- Born: 16 September 1976 (age 49) Nagaon, Assam India
- Occupation: HIV/AIDS activist

= Jahnabi Goswami =

Indian AIDS activist

Jahnabi Goswami (born 16 September 1976) is an Indian HIV/AIDS activist from Assam. She is the first woman in the Northeast to declare her HIV status. She is the founder and current treasurer of Assam Network of Positive People (ANPP) and the current president of the Indian Network for People Living with HIV/AIDS (INP+), the first woman to hold the position.

==Early life==

Jahnabi Goswami grew up in Kampur, Nagaon. Her father Hiranya Goswami was killed by ULFA militants in 1990. She was married off to a wealthy businessman at the age of 17 in the winter of 1994. Her husband died of AIDS in April 1996. Her husband had AIDS before marriage but this fact was concealed from Jahnabi. After the death of her husband, she was harassed, discriminated against and thrown out of her in-laws house and was not allowed to take her belongings and her daughter Kasturi with her. She got her belongings back and the custody of her daughter only after the intervention of the court and the police. Back in Nagaon, Jahnabi discovered that her husband had died of AIDS and that she too had been infected. Kasturi, who also had been infected, died in 1998 at the age of two.

==Work==
After the death of her daughter, Goswami moved to Guwahati and joined the government-run Assam State AIDS Control Society (ASACS). In 2002, Jahnabhi Goswami formed the Assam Network of Positive People (ANPP) with the help of Manipur Network of Positive People. ANPP aimed at building the capacity and skills of people living with the virus and creating an enabling environment for them in society which if free from discrimination. ANPP has started a drop-in centre with free counseling and medicinal support to the patient and also provides referral services and free medical check-ups.

Goswami held the position of the President of ANPP and is currently its treasurer. She also held the position of the General Secretary of The Indian Network of Positive People (INP+), the largest Network of people living with HIV/AIDS and is currently the President. She is the first woman to be the President of INP+.

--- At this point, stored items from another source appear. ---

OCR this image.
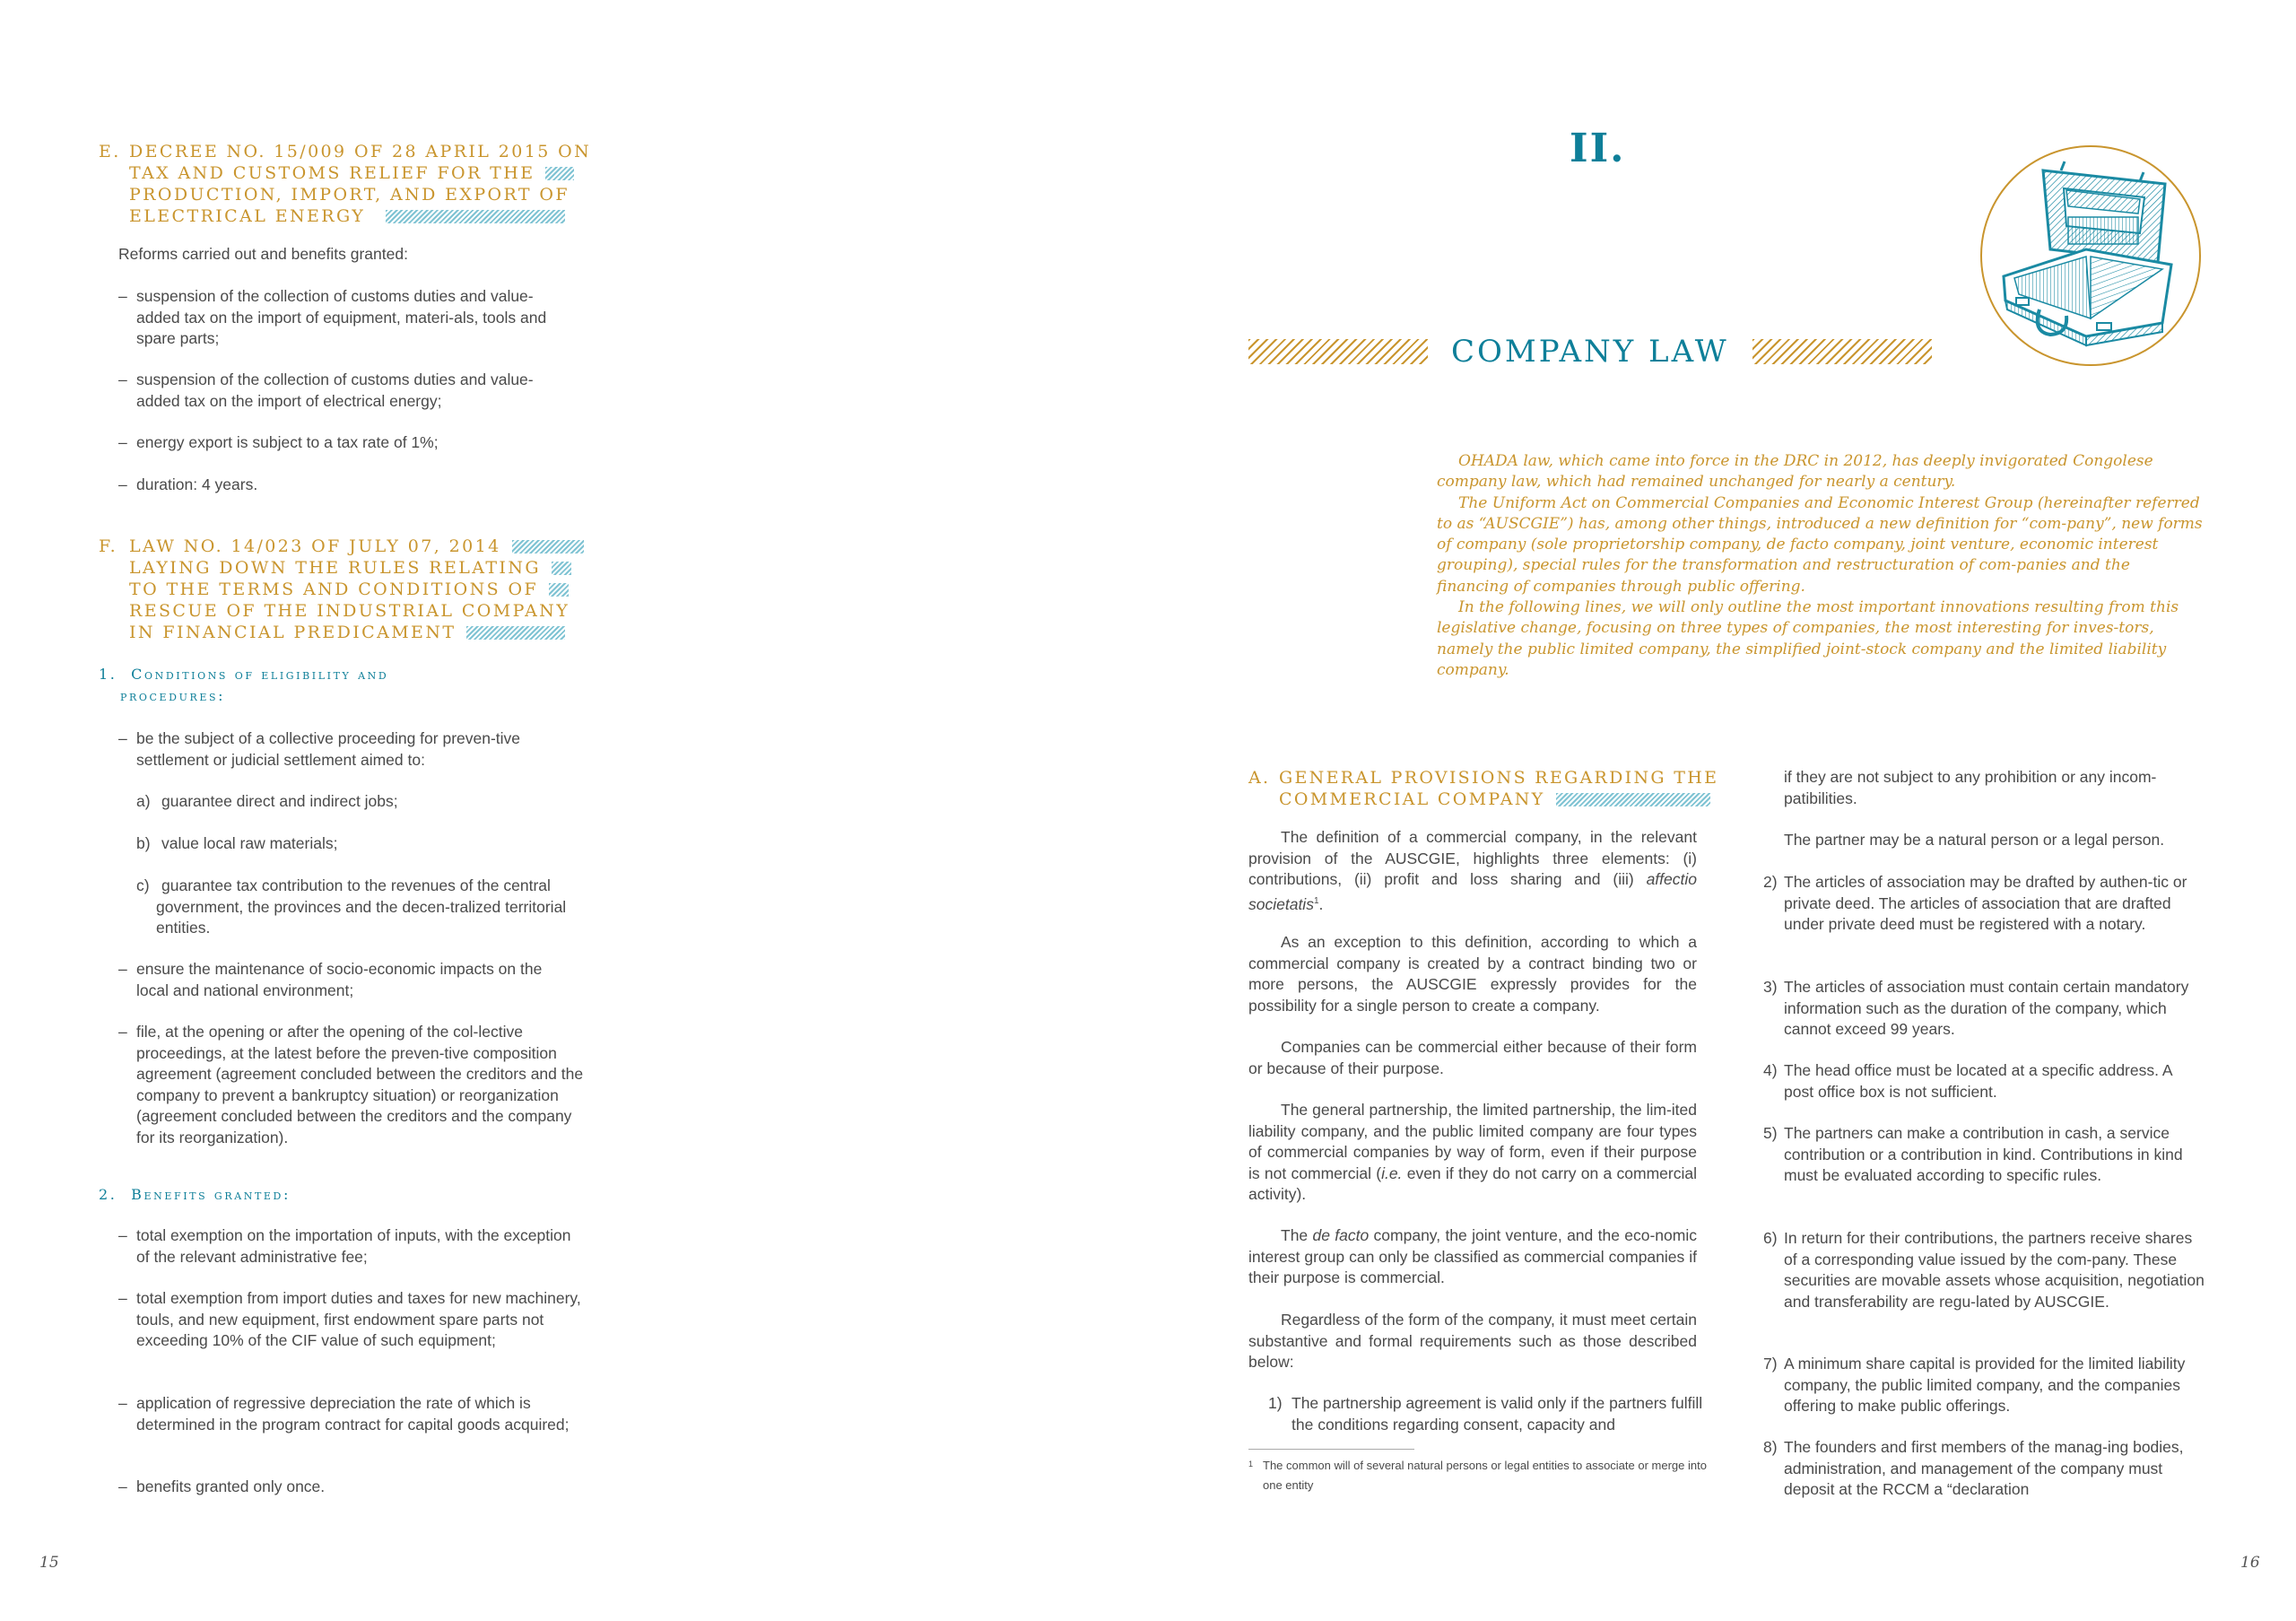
E. DECREE NO. 15/009 OF 28 APRIL 2015 ON
TAX AND CUSTOMS RELIEF FOR THE
PRODUCTION, IMPORT, AND EXPORT OF
ELECTRICAL ENERGY
Reforms carried out and benefits granted:
– suspension of the collection of customs duties and value-added tax on the import of equipment, materi-als, tools and spare parts;
– suspension of the collection of customs duties and value-added tax on the import of electrical energy;
– energy export is subject to a tax rate of 1%;
– duration: 4 years.
F. LAW NO. 14/023 OF JULY 07, 2014
LAYING DOWN THE RULES RELATING
TO THE TERMS AND CONDITIONS OF
RESCUE OF THE INDUSTRIAL COMPANY
IN FINANCIAL PREDICAMENT
1. Conditions of eligibility and
procedures:
– be the subject of a collective proceeding for preven-tive settlement or judicial settlement aimed to:
a) guarantee direct and indirect jobs;
b) value local raw materials;
c) guarantee tax contribution to the revenues of the central government, the provinces and the decen-tralized territorial entities.
– ensure the maintenance of socio-economic impacts on the local and national environment;
– file, at the opening or after the opening of the col-lective proceedings, at the latest before the preven-tive composition agreement (agreement concluded between the creditors and the company to prevent a bankruptcy situation) or reorganization (agreement concluded between the creditors and the company for its reorganization).
2. Benefits granted:
– total exemption on the importation of inputs, with the exception of the relevant administrative fee;
– total exemption from import duties and taxes for new machinery, touls, and new equipment, first endowment spare parts not exceeding 10% of the CIF value of such equipment;
– application of regressive depreciation the rate of which is determined in the program contract for capital goods acquired;
– benefits granted only once.
15
II.
COMPANY LAW

OHADA law, which came into force in the DRC in 2012, has deeply invigorated Congolese company law, which had remained unchanged for nearly a century.

The Uniform Act on Commercial Companies and Economic Interest Group (hereinafter referred to as “AUSCGIE”) has, among other things, introduced a new definition for “com-pany”, new forms of company (sole proprietorship company, de facto company, joint venture, economic interest grouping), special rules for the transformation and restructuration of com-panies and the financing of companies through public offering.

In the following lines, we will only outline the most important innovations resulting from this legislative change, focusing on three types of companies, the most interesting for inves-tors, namely the public limited company, the simplified joint-stock company and the limited liability company.

A. GENERAL PROVISIONS REGARDING THE
COMMERCIAL COMPANY
The definition of a commercial company, in the relevant provision of the AUSCGIE, highlights three elements: (i) contributions, (ii) profit and loss sharing and (iii) affectio societatis$^1$.
As an exception to this definition, according to which a commercial company is created by a contract binding two or more persons, the AUSCGIE expressly provides for the possibility for a single person to create a company.
Companies can be commercial either because of their form or because of their purpose.
The general partnership, the limited partnership, the lim-ited liability company, and the public limited company are four types of commercial companies by way of form, even if their purpose is not commercial (i.e. even if they do not carry on a commercial activity).
The de facto company, the joint venture, and the eco-nomic interest group can only be classified as commercial companies if their purpose is commercial.
Regardless of the form of the company, it must meet certain substantive and formal requirements such as those described below:
1) The partnership agreement is valid only if the partners fulfill the conditions regarding consent, capacity and
1 The common will of several natural persons or legal entities to associate or merge into one entity
if they are not subject to any prohibition or any incom-patibilities.
The partner may be a natural person or a legal person.
2) The articles of association may be drafted by authen-tic or private deed. The articles of association that are drafted under private deed must be registered with a notary.
3) The articles of association must contain certain mandatory information such as the duration of the company, which cannot exceed 99 years.
4) The head office must be located at a specific address. A post office box is not sufficient.
5) The partners can make a contribution in cash, a service contribution or a contribution in kind. Contributions in kind must be evaluated according to specific rules.
6) In return for their contributions, the partners receive shares of a corresponding value issued by the com-pany. These securities are movable assets whose acquisition, negotiation and transferability are regu-lated by AUSCGIE.
7) A minimum share capital is provided for the limited liability company, the public limited company, and the companies offering to make public offerings.
8) The founders and first members of the manag-ing bodies, administration, and management of the company must deposit at the RCCM a “declaration
16
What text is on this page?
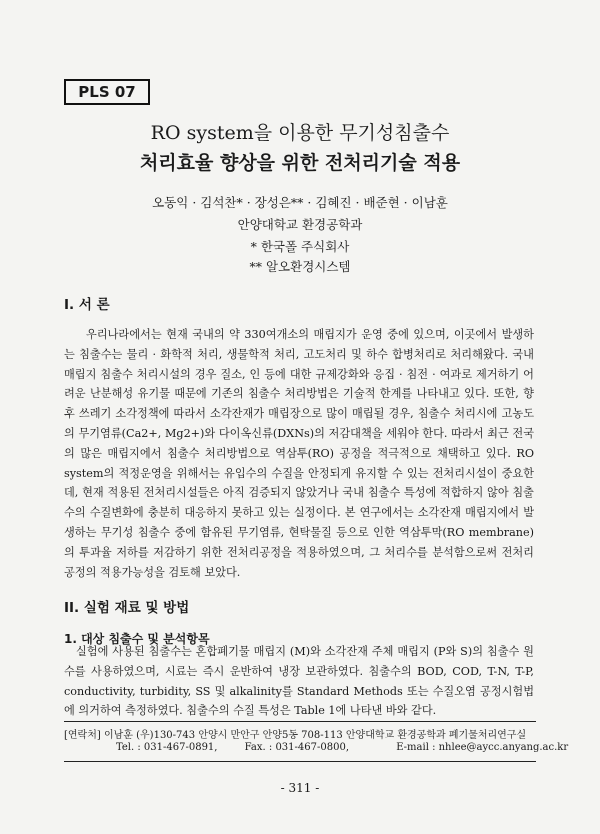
PLS 07
RO system을 이용한 무기성침출수
처리효율 향상을 위한 전처리기술 적용
오동익 · 김석찬* · 장성은** · 김혜진 · 배준현 · 이남훈
안양대학교 환경공학과
* 한국폴 주식회사
** 알오환경시스템
I. 서 론
우리나라에서는 현재 국내의 약 330여개소의 매립지가 운영 중에 있으며, 이곳에서 발생하는 침출수는 물리 · 화학적 처리, 생물학적 처리, 고도처리 및 하수 합병처리로 처리해왔다. 국내 매립지 침출수 처리시설의 경우 질소, 인 등에 대한 규제강화와 응집 · 침전 · 여과로 제거하기 어려운 난분해성 유기물 때문에 기존의 침출수 처리방법은 기술적 한계를 나타내고 있다. 또한, 향후 쓰레기 소각정책에 따라서 소각잔재가 매립장으로 많이 매립될 경우, 침출수 처리시에 고농도의 무기염류(Ca2+, Mg2+)와 다이옥신류(DXNs)의 저감대책을 세워야 한다. 따라서 최근 전국의 많은 매립지에서 침출수 처리방법으로 역삼투(RO) 공정을 적극적으로 채택하고 있다. RO system의 적정운영을 위해서는 유입수의 수질을 안정되게 유지할 수 있는 전처리시설이 중요한데, 현재 적용된 전처리시설들은 아직 검증되지 않았거나 국내 침출수 특성에 적합하지 않아 침출수의 수질변화에 충분히 대응하지 못하고 있는 실정이다. 본 연구에서는 소각잔재 매립지에서 발생하는 무기성 침출수 중에 함유된 무기염류, 현탁물질 등으로 인한 역삼투막(RO membrane)의 투과율 저하를 저감하기 위한 전처리공정을 적용하였으며, 그 처리수를 분석함으로써 전처리공정의 적용가능성을 검토해 보았다.
II. 실험 재료 및 방법
1. 대상 침출수 및 분석항목
실험에 사용된 침출수는 혼합폐기물 매립지 (M)와 소각잔재 주체 매립지 (P와 S)의 침출수 원수를 사용하였으며, 시료는 즉시 운반하여 냉장 보관하였다. 침출수의 BOD, COD, T-N, T-P, conductivity, turbidity, SS 및 alkalinity를 Standard Methods 또는 수질오염 공정시험법에 의거하여 측정하였다. 침출수의 수질 특성은 Table 1에 나타낸 바와 같다.
[연락처] 이남훈 (우)130-743 안양시 만안구 안양5동 708-113 안양대학교 환경공학과 폐기물처리연구실
Tel. : 031-467-0891,	Fax. : 031-467-0800,	E-mail : nhlee@aycc.anyang.ac.kr
- 311 -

Goswami has also been involved in the politics of the region. In 2006, Jahnabi Goswami was expected to be the Congress party's candidate from the Barhampur assembly constituency in eastern Assam's Nagaon district against former Assam chief minister Prafulla Kumar Mahanta. But later her name was turned down. Jahnabi Goswami continued to campaign for the Congress party. She believes that through her active involvement in the election campaigns, not only can she help spread more awareness about the disease, but also make the people living with HIV/AIDS feel like they are an integral part of society.

Goswami's work mainly deals with women and children living with or affected by HIV/AIDS. In 2012, ANPP, jointly with ASACS opened the Kasturi Special Care Home in Guwahati which offers free shelter, food and education to orphans infected and affected with HIV/AIDS. She has also been campaigning to make pre-marital HIV/AIDS tests mandatory.

The life of Goswami was also featured in a 2008 short documentary, Jahnabi's World, directed by Debjani Mukherjee.

Goswami was awarded the IBN7 Zindagi LIVE Awards in 2011.